Junge Panke
Als vor zwanzig Jahren MAUS – A Survivor’s Tale von Art Spiegelman erschien, ahnte niemand, dass damit im Comic eine große Wende einsetzen würde: mit der Graphic Novel begann sich ein literarisches Format durchzusetzen, das neue Stoffe, Biographien, historische Ereignisse und politische Kämpfe zeigen konnte. Doch diese Entwicklung bleibt zwiespältig, löste sie nicht zuletzt – wie auch in Art Spiegelmans Werk – die underground comix ab, deren Ablehnung der gesellschaftlichen Verhältnisse drastisch zum Ausdruck kam.

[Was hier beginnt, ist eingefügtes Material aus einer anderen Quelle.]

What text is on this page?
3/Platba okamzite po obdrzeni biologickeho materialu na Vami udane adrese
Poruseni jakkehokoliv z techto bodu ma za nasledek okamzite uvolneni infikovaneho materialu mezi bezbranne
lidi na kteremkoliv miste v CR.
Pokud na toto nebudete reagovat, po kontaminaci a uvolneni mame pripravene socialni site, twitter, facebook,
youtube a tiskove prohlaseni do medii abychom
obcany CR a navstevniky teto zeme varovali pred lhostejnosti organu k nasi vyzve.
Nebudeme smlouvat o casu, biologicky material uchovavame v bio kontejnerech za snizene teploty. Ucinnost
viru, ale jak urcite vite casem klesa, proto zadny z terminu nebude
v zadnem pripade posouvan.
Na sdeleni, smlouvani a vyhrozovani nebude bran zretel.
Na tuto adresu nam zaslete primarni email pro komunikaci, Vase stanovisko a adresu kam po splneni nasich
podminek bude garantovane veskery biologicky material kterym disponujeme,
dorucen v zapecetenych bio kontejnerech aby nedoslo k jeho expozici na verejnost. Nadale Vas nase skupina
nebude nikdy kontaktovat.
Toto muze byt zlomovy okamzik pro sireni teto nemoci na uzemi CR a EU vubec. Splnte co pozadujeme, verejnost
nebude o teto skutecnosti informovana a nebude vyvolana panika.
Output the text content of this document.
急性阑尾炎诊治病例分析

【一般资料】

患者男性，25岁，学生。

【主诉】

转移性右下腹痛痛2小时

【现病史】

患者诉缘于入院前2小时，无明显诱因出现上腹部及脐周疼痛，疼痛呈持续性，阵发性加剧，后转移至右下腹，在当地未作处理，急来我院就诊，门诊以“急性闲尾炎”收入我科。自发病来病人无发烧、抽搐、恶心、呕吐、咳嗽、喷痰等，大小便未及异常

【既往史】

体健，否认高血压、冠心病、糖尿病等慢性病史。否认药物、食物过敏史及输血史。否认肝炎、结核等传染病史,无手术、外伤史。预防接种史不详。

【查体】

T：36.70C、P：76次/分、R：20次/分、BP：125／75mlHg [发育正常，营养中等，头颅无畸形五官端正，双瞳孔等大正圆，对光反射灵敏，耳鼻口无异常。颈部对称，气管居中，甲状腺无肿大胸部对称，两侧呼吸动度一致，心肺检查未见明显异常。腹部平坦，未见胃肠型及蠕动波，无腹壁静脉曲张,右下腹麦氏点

Mit der Graphic Novel ist der Comic von einem Medium proletarisierter Erfahrung aufgestiegen zum Medium der mittelständischen, postfordistisch differenzierten Subjektivität. Die Freiheit des Erzählens, die in der Loslösung von den eng gesteckten Genregrenzen der Comic-Hefte mit ihren Superhelden, Horror-Stories und Western-Schmonzetten sicherlich steckt, geht mit einer strukturellen Bejahung des gesellschaftlichen Status Quo einher, so sehr der im einzelnen kritisiert werden mag. Art Spiegelman beispielsweise revidierte in seiner komplexen Bildsprache mit MAUS den von (nationalsozialistischen) Fotografien dominierten Blick auf den Holocaust und stellte so eine direkte Intervention gerade in den deutschen Erinnerungsdiskurs dar. Dies geht mit einem expliziten Rückgriff auf low brow-Formen wie den Tiercomic einher, der zu mancher Kontroverse geführt hat. Die Strategien des politisch-subversiven Comics sollen in dem Gespräch mit Ole Frahm im Zentrum stehen.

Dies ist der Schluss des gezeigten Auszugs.